The reorganization is a central planner’s fantasy. It will profoundly reshape the world’s largest national telecom market and affect the fortunes of firms accounting for a breathtaking 1 billion fixed and mobile subscriptions.
But dramatic as it is, the reorganization leaves the reform of China’s creaking telecom industry only half done. The second bombshell of 3G licensing remains stubbornly airborne, and the ponderous, state-managed approach spares little thought for customers.
Buyers and sellers
There are three headline transactions. China Mobile will acquire landline also-ran China Tietong, also known as Railcom. China Unicom, the second-placed mobile operator, will keep a GSM network, but sell a smaller CDMA network to landline colossus China Telecom. Separately, Unicom will buy landline and internet number-two, China Netcom.
At first glance, China Mobile has got the booby prize. The company will face renewed competition from its rivals and has just tiny Tietong to show for the restructuring. China Mobile will also someday receive a license for TD-SCDMA, China’s shaky domestic 3G standard. With average per capita revenues already declining in the 2G market as subscriber growth shifts to thrifty rural customers, this seems a poisoned chalice.
Nevertheless, China Mobile still has 400 million subscribers, five times that of its nearest post-reorganization competitor. This makes it the only operator with a chance of taking TD-SCDMA mainstream, a calculation that will not have escaped TD-obsessed mandarins.
China Unicom breaks even. It gives up a CDMA network and in return gets China Netcom, which boasts 108 million landline and data subscribers. Of all the major deals, this one looks the most complementary, potentially creating a balanced company with real opportunities to cross-market and bundle services.
China Telecom looks like the big winner. Although it may be overpaying for Unicom’s CDMA network, China Telecom is planning the kind of CDMA marketing drive that Unicom never bothered with, and its huge landline subscriber base will be a good foundation.
The outlook is hazier for investors. China Mobile, China Telecom and China Unicom are all listed in New York and success will ultimately hinge on how they manage complex mergers and capitalize on new opportunities. Worryingly, the reorganization does little to improve the carriers’ abilities to expand overseas, where the best growth potential may lie.
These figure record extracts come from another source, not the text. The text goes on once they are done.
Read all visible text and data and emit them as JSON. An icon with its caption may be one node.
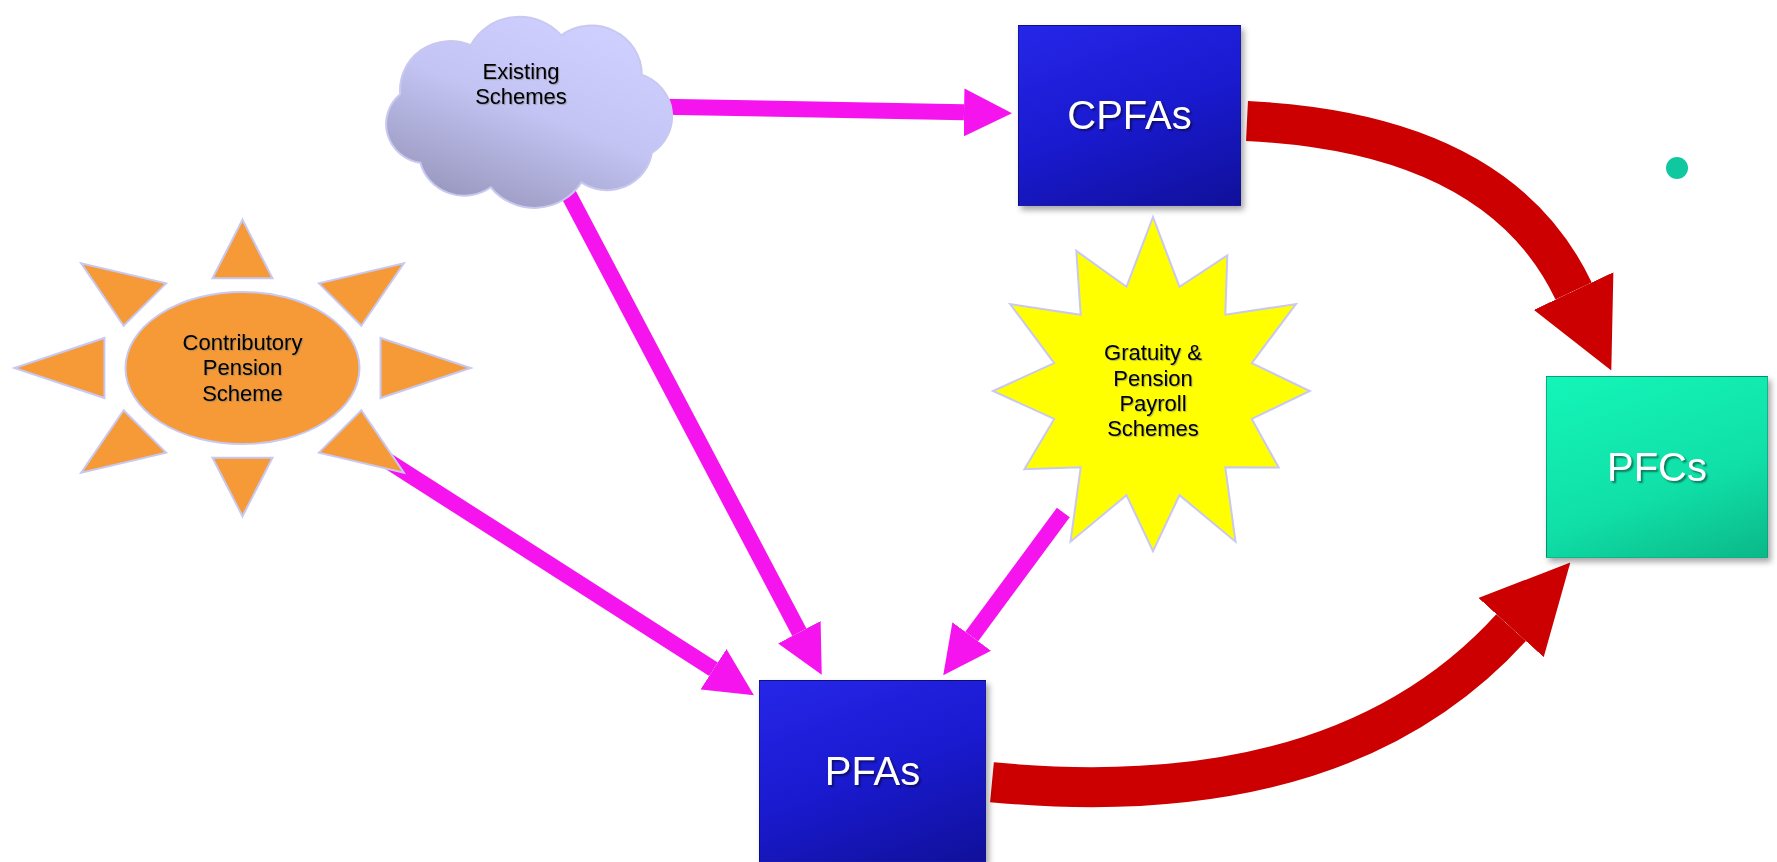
{
  "diagram": {
    "nodes": [
      {
        "text": [
          "Existing Schemes"
        ]
      },
      {
        "text": [
          "CPFAs"
        ]
      },
      {
        "text": [
          "Contributory Pension Scheme"
        ]
      },
      {
        "text": [
          "Gratuity & Pension Payroll Schemes"
        ]
      },
      {
        "text": [
          "PFAs"
        ]
      },
      {
        "text": [
          "PFCs"
        ]
      }
    ],
    "edges": [
      {
        "from": 0,
        "to": 1,
        "arrow": "to"
      },
      {
        "from": 0,
        "to": 4,
        "arrow": "to"
      },
      {
        "from": 2,
        "to": 4,
        "arrow": "to"
      },
      {
        "from": 3,
        "to": 4,
        "arrow": "to"
      },
      {
        "from": 1,
        "to": 5,
        "arrow": "to",
        "style": "thick",
        "color": "#cc0000"
      },
      {
        "from": 4,
        "to": 5,
        "arrow": "to",
        "style": "thick",
        "color": "#cc0000"
      }
    ]
  }
}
Also in limbo are the most important but often overlooked parties to the reorganization: China’s telecom consumers. Although better than many state-owned operators elsewhere in the world – service is cheap and accessible, handsets are not locked to specific carriers – China’s telecom giants still lack innovation and trail international standards. 3G is limited to demonstration networks and licensing remains “a few months away,” as it has been for years.
No sea change
In the best central planning tradition, the reorganization was really undertaken for the benefit of the carriers and regulators. It re-consolidates companies spun off in prior reorganizations done between 1998 and 2002. Competition is only marginally increased. Three landline and two mobile operators will become three combination landline and mobile operators. This is not a revolution in choice.
The most certain beneficiaries will be China’s domestic network equipment makers, ZTE and Huawei. They will profit as the reorganized carriers upgrade networks and eventually shift to 3G. As with every gold rush, the shovel salesmen do best.
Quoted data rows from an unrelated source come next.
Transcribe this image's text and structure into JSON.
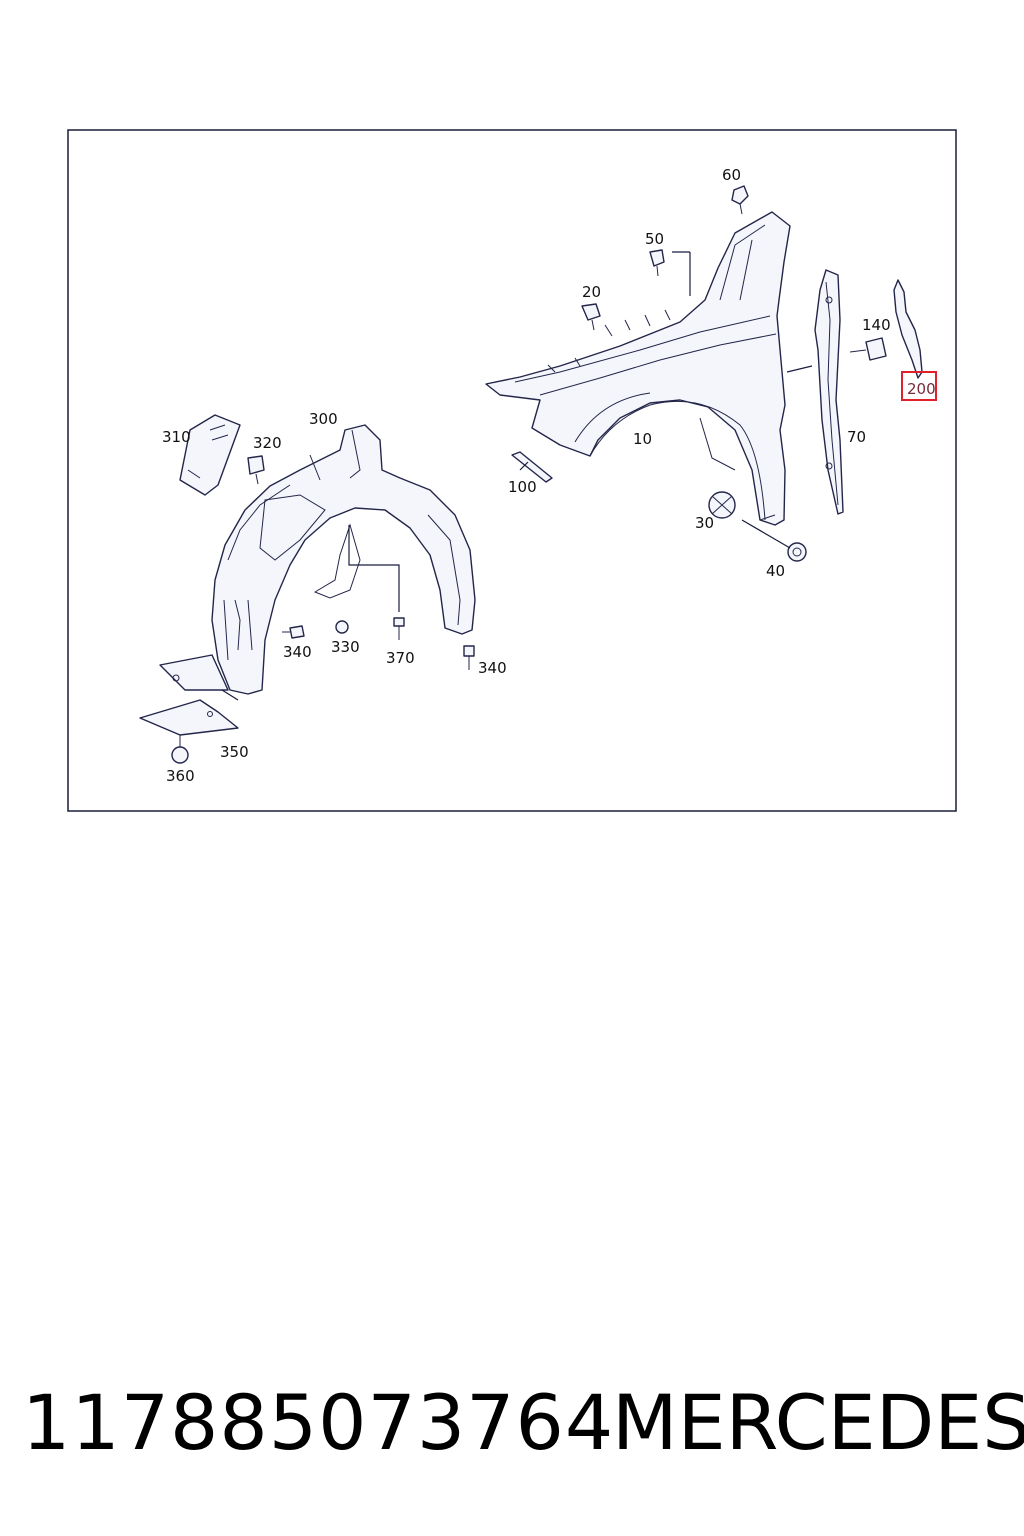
{
  "callouts": {
    "c10": "10",
    "c20": "20",
    "c30": "30",
    "c40": "40",
    "c50": "50",
    "c60": "60",
    "c70": "70",
    "c100": "100",
    "c140": "140",
    "c200": "200",
    "c300": "300",
    "c310": "310",
    "c320": "320",
    "c330": "330",
    "c340a": "340",
    "c340b": "340",
    "c350": "350",
    "c360": "360",
    "c370": "370"
  },
  "highlight_color": "#e0202a",
  "footer": {
    "part_number": "117885073764",
    "brand": "MERCEDES"
  }
}
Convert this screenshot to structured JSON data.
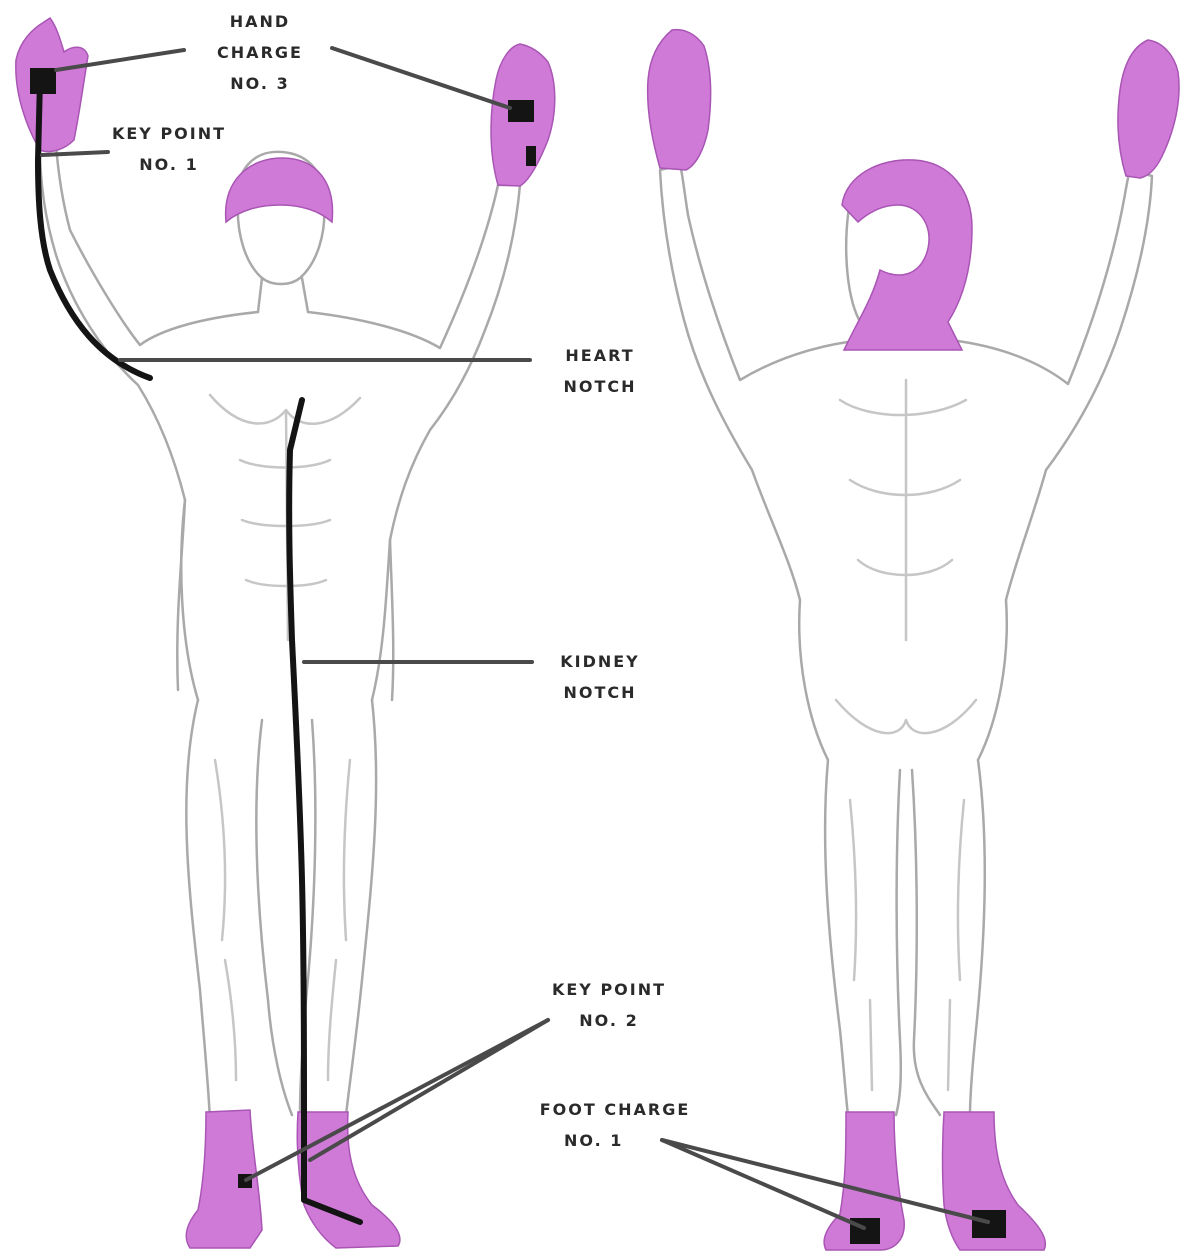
{
  "colors": {
    "outline": "#a9a9a9",
    "muscle": "#c6c6c6",
    "accent": "#d07ad8",
    "accent_dark": "#a855b4",
    "leader": "#4a4a4a",
    "heavy": "#141414"
  },
  "labels": {
    "hand_charge": [
      "HAND",
      "CHARGE",
      "NO. 3"
    ],
    "key_point_top": [
      "KEY POINT",
      "NO. 1"
    ],
    "heart_notch": [
      "HEART",
      "NOTCH"
    ],
    "kidney_notch": [
      "KIDNEY",
      "NOTCH"
    ],
    "key_point_bottom": [
      "KEY POINT",
      "NO. 2"
    ],
    "foot_charge": [
      "FOOT CHARGE",
      "NO. 1"
    ]
  },
  "figures": [
    {
      "name": "front-figure",
      "view": "front"
    },
    {
      "name": "back-figure",
      "view": "back"
    }
  ]
}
A simpler way to ignite real progress and spread the benefits to the dialing masses would be to issue 3G licenses to both the incumbents and a few new competitors, including foreign ones. Forcing the major mobile operators to license capacity to mobile virtual network operators might also help. Unfortunately, such a wide-open approach still terrifies China’s regulators.
On the bright side, you can expect another centrally planned reorganization five or six years hence.